I really benefit from using the pomodoro technique. The default split is 25 minutes work to 5 minutes break, but you can adjust the work bit to be shorter if 25 minutes is too much.
With reading for pleasure, you can do audio books if it helps. It is morally and intellectually equivalent to paper books, although don't try to multitask audiobooks with anything more complex than cooking a recipe you already know, cleaning, or driving.
Another thing to try is setting a page or time limit. You don't necessarily have to sit down and read an entire chapter. Just set your bookmark 5 pages in and read until there. If you get to the five page mark and you want to continue, keep going! If not, take a break.

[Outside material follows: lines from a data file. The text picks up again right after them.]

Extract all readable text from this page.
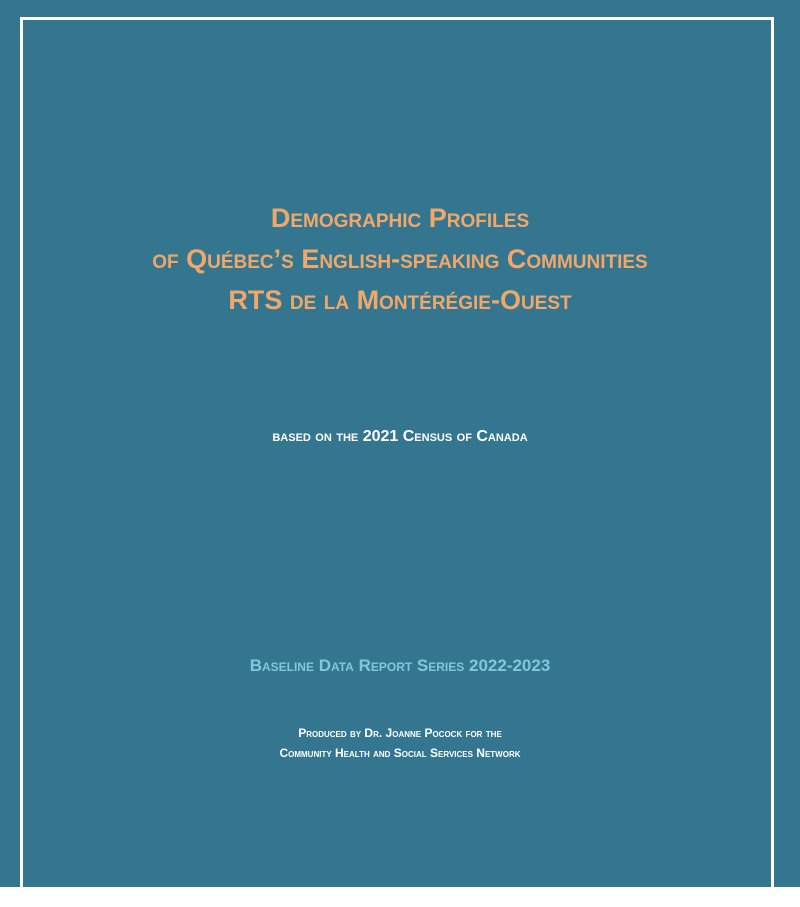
Demographic Profiles
of Québec’s English-speaking Communities
RTS de la Montérégie-Ouest
based on the 2021 Census of Canada
Baseline Data Report Series 2022-2023
Produced by Dr. Joanne Pocock for the
Community Health and Social Services Network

It is important to find a genre or author you actually enjoy if you want to build a habit of reading. Like others have mentioned, don't torture yourself with a book you aren't enjoying. I am a big fan of Haruki Murakami. My favorites of his are Kafka on the Shore and The Wind-Up Bird Chronicle. The genre is magical realism, in which the fiction is grounded in reality until something intriguing and possibly supernatural happens.
For entry-level bite-sized reading, I really liked Before the Coffee Gets Cold by Toshikazu Kawaguchi and its sequel. Very intriguing premise; you can go back in time, but only at a specific seat in a specific cafe, and if you don't get back before the coffee gets cold, bad stuff happens.